In a clip from 11 September 2001, Culbertson can be heard telling Mission Control: “We can see New York City and the smoke from the fires. Our prayers and thoughts go out to all the people there and everywhere else. Here I’m looking up and down the east coast to see if I can see anything else,” he said. “I just want the folks in New York to know that their city still looks very beautiful from space.”
Nasa arranged for him to speak to his wife that evening. But the next day he was given the news that the captain of the American Airlines flight which crashed into the Pentagon was his friend Charles “Chic” Burlingame, a former colleague in the drum and bugle corps. Culbertson filmed himself in space as he took out his bugle “to remember our classmate Chic Burlingame” and played Taps, the American equivalent of the Last Post.
The same documentary includes Nasa archive footage of astronaut Luca Parmitano coming closing to drowning from water that builds up inside his space helmet as he carries out a space walk outside the craft in July last year. Parmitano is filmed as he tries to feel his way back to the safety of an airlock in total darkness with water – from a leak in his drink supply - covering his eyes and nose.

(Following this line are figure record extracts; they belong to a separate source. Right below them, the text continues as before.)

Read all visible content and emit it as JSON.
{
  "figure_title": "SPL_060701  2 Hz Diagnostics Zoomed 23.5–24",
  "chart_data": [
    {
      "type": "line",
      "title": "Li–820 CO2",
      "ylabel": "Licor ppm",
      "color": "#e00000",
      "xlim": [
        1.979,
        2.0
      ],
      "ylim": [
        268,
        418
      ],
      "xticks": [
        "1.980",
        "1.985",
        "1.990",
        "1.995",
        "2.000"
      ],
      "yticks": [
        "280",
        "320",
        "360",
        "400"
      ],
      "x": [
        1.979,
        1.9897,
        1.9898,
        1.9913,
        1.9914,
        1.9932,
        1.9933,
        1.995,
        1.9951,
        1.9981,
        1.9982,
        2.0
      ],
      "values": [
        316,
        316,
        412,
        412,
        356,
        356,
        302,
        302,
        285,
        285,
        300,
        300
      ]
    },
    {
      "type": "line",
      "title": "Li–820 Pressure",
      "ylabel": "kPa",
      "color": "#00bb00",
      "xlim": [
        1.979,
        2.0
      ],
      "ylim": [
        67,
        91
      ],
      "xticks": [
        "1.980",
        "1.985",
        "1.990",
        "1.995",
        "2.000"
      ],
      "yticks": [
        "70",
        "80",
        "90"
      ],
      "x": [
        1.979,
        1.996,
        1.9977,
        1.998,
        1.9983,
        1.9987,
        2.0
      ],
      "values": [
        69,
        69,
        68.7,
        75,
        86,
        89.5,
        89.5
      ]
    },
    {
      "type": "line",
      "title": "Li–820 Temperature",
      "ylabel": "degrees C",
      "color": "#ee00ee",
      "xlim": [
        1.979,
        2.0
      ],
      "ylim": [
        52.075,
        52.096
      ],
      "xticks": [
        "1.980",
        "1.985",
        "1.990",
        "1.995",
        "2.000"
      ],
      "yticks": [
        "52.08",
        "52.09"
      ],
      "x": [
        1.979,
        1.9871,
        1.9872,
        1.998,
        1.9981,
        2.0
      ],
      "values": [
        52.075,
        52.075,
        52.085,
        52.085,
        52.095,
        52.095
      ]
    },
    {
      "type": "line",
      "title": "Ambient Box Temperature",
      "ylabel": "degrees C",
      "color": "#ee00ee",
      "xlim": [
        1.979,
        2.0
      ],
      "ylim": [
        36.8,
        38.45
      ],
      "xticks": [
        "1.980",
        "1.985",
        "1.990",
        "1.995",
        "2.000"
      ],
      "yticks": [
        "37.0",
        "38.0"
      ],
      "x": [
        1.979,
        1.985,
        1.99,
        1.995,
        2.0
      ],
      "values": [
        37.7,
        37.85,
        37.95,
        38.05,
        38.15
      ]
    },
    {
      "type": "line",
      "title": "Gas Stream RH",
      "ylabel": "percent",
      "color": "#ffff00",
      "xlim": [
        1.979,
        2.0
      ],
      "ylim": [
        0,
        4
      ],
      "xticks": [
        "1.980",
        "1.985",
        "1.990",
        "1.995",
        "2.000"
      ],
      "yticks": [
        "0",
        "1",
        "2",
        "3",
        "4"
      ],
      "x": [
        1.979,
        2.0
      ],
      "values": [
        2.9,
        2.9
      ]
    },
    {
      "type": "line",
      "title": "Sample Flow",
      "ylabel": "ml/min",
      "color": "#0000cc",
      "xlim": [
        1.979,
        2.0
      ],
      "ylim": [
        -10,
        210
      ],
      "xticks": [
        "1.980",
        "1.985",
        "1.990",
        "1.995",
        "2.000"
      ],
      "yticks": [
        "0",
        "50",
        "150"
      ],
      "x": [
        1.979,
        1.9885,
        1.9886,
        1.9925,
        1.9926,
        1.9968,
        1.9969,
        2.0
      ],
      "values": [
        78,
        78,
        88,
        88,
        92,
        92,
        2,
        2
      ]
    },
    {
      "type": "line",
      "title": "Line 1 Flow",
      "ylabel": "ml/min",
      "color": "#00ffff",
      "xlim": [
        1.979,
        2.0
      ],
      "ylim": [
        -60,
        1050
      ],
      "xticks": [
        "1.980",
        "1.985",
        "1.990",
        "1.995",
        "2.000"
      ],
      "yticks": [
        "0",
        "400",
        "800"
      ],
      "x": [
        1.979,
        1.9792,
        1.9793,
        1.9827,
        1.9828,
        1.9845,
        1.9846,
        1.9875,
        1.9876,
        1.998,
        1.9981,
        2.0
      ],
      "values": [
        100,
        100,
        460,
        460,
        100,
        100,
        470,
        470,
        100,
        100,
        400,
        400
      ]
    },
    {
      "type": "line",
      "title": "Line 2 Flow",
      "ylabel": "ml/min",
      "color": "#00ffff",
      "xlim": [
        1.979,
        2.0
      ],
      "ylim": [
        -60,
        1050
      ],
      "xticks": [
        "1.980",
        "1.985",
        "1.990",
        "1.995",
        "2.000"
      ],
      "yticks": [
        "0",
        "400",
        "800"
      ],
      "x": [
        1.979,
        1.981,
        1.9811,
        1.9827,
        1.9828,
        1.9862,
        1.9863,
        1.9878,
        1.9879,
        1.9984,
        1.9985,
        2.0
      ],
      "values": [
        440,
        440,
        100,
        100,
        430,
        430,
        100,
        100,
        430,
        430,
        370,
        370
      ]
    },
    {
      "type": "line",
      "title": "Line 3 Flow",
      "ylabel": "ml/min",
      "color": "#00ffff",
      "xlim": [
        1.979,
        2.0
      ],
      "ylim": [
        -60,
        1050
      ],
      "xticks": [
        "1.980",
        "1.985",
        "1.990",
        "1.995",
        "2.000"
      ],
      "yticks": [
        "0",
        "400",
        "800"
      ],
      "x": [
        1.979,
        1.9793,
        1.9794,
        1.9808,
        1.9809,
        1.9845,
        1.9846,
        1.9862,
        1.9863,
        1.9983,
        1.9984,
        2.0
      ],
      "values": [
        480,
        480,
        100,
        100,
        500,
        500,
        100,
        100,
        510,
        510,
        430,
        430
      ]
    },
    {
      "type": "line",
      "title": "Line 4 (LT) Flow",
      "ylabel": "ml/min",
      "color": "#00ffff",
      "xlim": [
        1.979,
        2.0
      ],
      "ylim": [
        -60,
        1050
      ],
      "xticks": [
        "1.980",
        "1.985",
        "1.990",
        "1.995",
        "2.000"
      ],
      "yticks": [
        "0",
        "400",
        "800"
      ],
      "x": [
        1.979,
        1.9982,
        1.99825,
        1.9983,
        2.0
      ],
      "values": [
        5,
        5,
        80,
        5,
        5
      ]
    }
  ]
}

Tom Brisley of Arrow Media admitted his surprise that Nasa had been so positive about his “crazy idea” to make a live show from the space station. “I was expecting them to say it will never happen in a million years, [but] they engaged in the dialogue,” he said. “We met with the astronauts and the astronauts were saying we are really tired of being seen as these corporate people who sit there in space and do these interviews. What we want to show is what it’s really all about.”
The live show, which will be broadcast on Sunday 16 March and is being hosted by Dermot O’Leary, will follow astronauts Rick Mastracchio and Koichi Wakata as the space station goes around the Earth.